Closure.
When we can't have what we truly want, we like to tell ourselves that closure is what we need. The cynic in me wants to scoff at this and say, "Of course you don't need closure, we need food and water and air". It's been proven though, that to be successful in life, one needs more than just the basic. People need to be loved and nurtured. But it isn't all about success (however one may measure such a thing). Our need for closure is almost instinctive, intuitive.
As Ralph Waldo Emerson puts it:
"The inquiry leads us to that source, at once the essence of genius, of virtue, and of life, which we call Spontaneity or Instinct. We denote this primary wisdom as Intuition, whilst all later teachings are tuitions. In that deep force, the last fact behind which analysis cannot go, all things find their common origin."
The need for closure then, runs deeper than what can be tuition. I don't think it's something that can very well be learned. Our need for closure the nagging feeling we get when TV shows leave you with just a cliffhanger. It's the way we believe ghosts are souls with unfinished business. It's the way you hurry when you have to put your book down in the middle of a good part and go pee--okay, maybe that's just me.
We hate open endings because they leave us with doubt and insecurity. The feeling of insecurity and helplessness we feel when faced with an open ending scorns our vanity like few other things can. We have to feel that we can control the events in our life because we know the end exists, surer than anything, so we have to make it count. If we can't control it, how could we ever make sure it really does count?
We don't.
I, myself, am not immune to the uneasy feeling of not seeing something through. I can, however, admire the beauty of an endless perhaps. While death is finite and absolute, an open ending leaves us with Infinity--the nostalgic world of what could have happened.
I'm not afraid of dying. As Walt Whitman very well said, "to the well organized mind, death is but the next great adventure". I'm scared of the definite and the absolutely unchangeable-- of the autopsy that says exactly how it happened where my parts would sum up to who I was.

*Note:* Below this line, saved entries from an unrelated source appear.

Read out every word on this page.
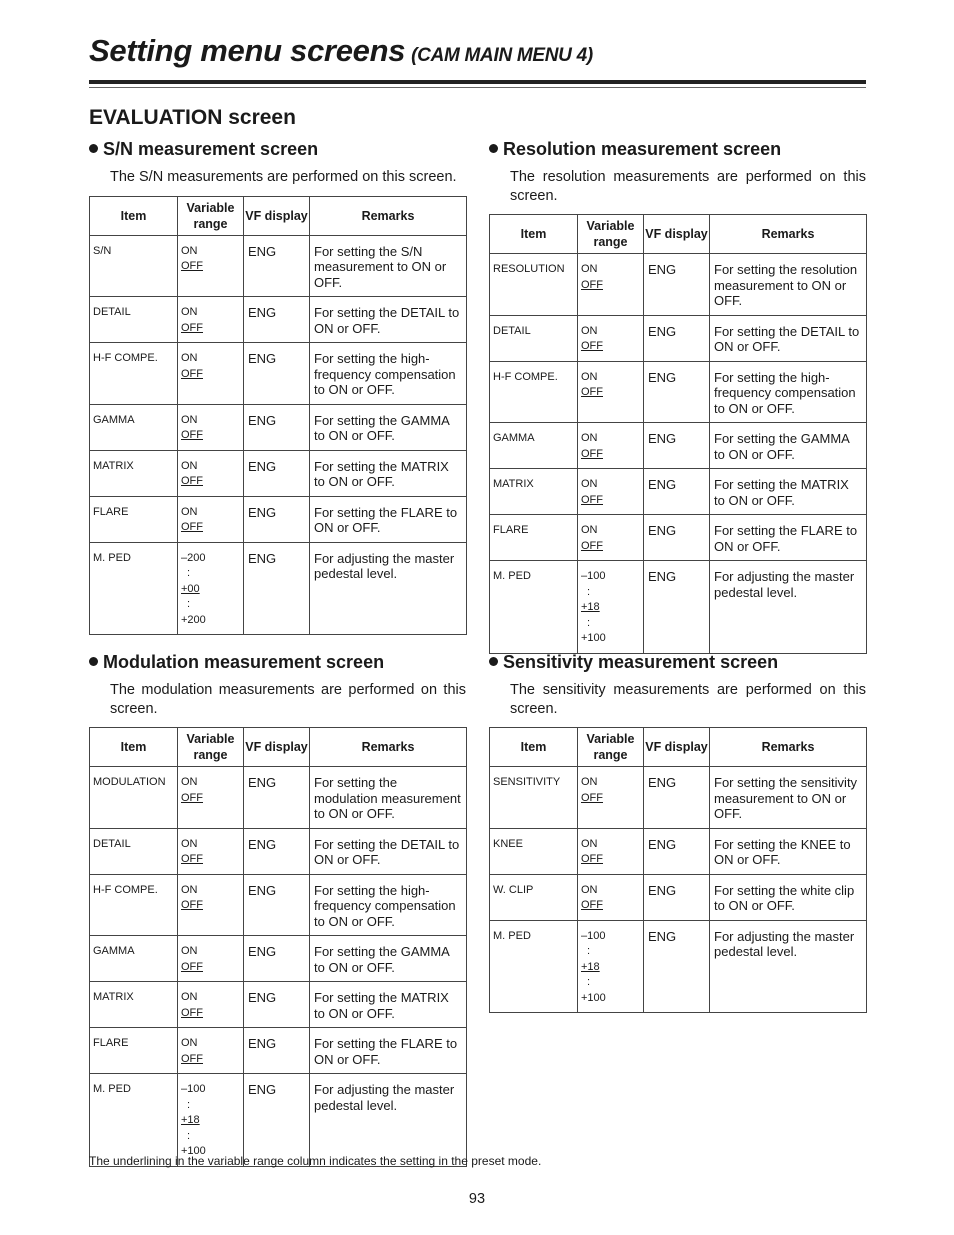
Setting menu screens (CAM MAIN MENU 4)
EVALUATION screen
S/N measurement screen

The S/N measurements are performed on this screen.

Item	Variable range	VF display	Remarks

S/N	ON
OFF	ENG	For setting the S/N measurement to ON or OFF.

DETAIL	ON
OFF	ENG	For setting the DETAIL to ON or OFF.

H-F COMPE.	ON
OFF	ENG	For setting the high-frequency compensation to ON or OFF.

GAMMA	ON
OFF	ENG	For setting the GAMMA to ON or OFF.

MATRIX	ON
OFF	ENG	For setting the MATRIX to ON or OFF.

FLARE	ON
OFF	ENG	For setting the FLARE to ON or OFF.

M. PED	–200
:
+00
:
+200	ENG	For adjusting the master pedestal level.
Resolution measurement screen

The resolution measurements are performed on this screen.

Item	Variable range	VF display	Remarks

RESOLUTION	ON
OFF	ENG	For setting the resolution measurement to ON or OFF.

DETAIL	ON
OFF	ENG	For setting the DETAIL to ON or OFF.

H-F COMPE.	ON
OFF	ENG	For setting the high-frequency compensation to ON or OFF.

GAMMA	ON
OFF	ENG	For setting the GAMMA to ON or OFF.

MATRIX	ON
OFF	ENG	For setting the MATRIX to ON or OFF.

FLARE	ON
OFF	ENG	For setting the FLARE to ON or OFF.

M. PED	–100
:
+18
:
+100	ENG	For adjusting the master pedestal level.
Modulation measurement screen

The modulation measurements are performed on this screen.

Item	Variable range	VF display	Remarks

MODULATION	ON
OFF	ENG	For setting the modulation measurement to ON or OFF.

DETAIL	ON
OFF	ENG	For setting the DETAIL to ON or OFF.

H-F COMPE.	ON
OFF	ENG	For setting the high-frequency compensation to ON or OFF.

GAMMA	ON
OFF	ENG	For setting the GAMMA to ON or OFF.

MATRIX	ON
OFF	ENG	For setting the MATRIX to ON or OFF.

FLARE	ON
OFF	ENG	For setting the FLARE to ON or OFF.

M. PED	–100
:
+18
:
+100	ENG	For adjusting the master pedestal level.
Sensitivity measurement screen

The sensitivity measurements are performed on this screen.

Item	Variable range	VF display	Remarks

SENSITIVITY	ON
OFF	ENG	For setting the sensitivity measurement to ON or OFF.

KNEE	ON
OFF	ENG	For setting the KNEE to ON or OFF.

W. CLIP	ON
OFF	ENG	For setting the white clip to ON or OFF.

M. PED	–100
:
+18
:
+100	ENG	For adjusting the master pedestal level.

The underlining in the variable range column indicates the setting in the preset mode.

93
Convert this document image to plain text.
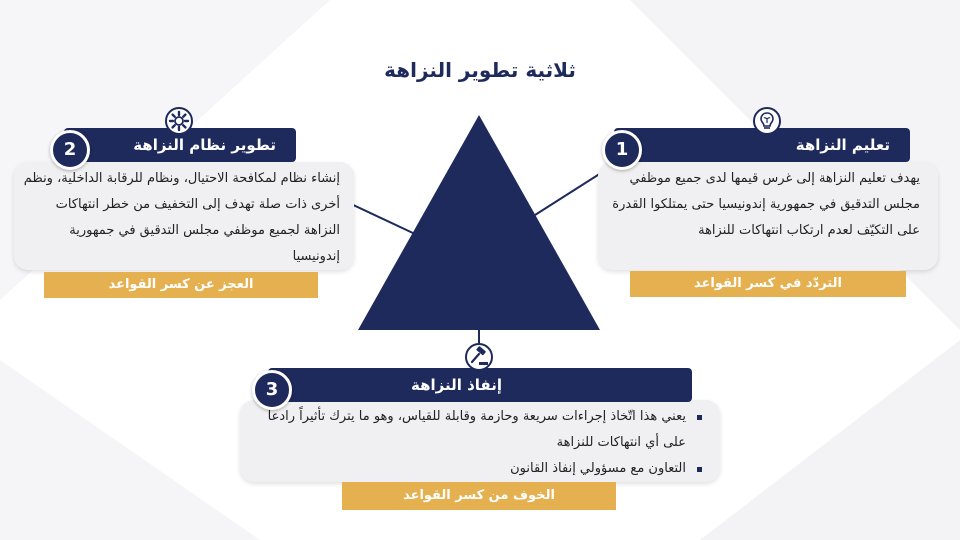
ثلاثية تطوير النزاهة
تعليم النزاهة
1
يهدف تعليم النزاهة إلى غرس قيمها لدى جميع موظفي مجلس التدقيق في جمهورية إندونيسيا حتى يمتلكوا القدرة على التكيّف لعدم ارتكاب انتهاكات للنزاهة
التردّد في كسر القواعد
تطوير نظام النزاهة
2
إنشاء نظام لمكافحة الاحتيال، ونظام للرقابة الداخلية، ونظم أخرى ذات صلة تهدف إلى التخفيف من خطر انتهاكات النزاهة لجميع موظفي مجلس التدقيق في جمهورية إندونيسيا
العجز عن كسر القواعد
إنفاذ النزاهة
3
يعني هذا اتّخاذ إجراءات سريعة وحازمة وقابلة للقياس، وهو ما يترك تأثيراً رادعاً على أي انتهاكات للنزاهة
التعاون مع مسؤولي إنفاذ القانون
الخوف من كسر القواعد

One hears those stories of the lonely person who got lost in the backwoods only to be found dead by some kids weeks later. Me? I want to get lost forever so that whosoever may care will never run out of things to think. "Perhaps she sprouted wings and flew to a shore where she became a crab. Perhaps she was fished out by an old man who made a meal of her. Perhaps she died in a completely unremarkable way. Perhaps… "
To Albert Camus, Sisyphus, whose punishment it was to push a rock up a hill for all eternity, had two choices: let the rock fall on him so he would die or embrace the punishment, defying the Gods by showing himself happy in the face if his fate. I propose that we should do the same when it comes to the loose ends in our lives (not that these are punishment). When faced with something we simply cannot see through, we should smile.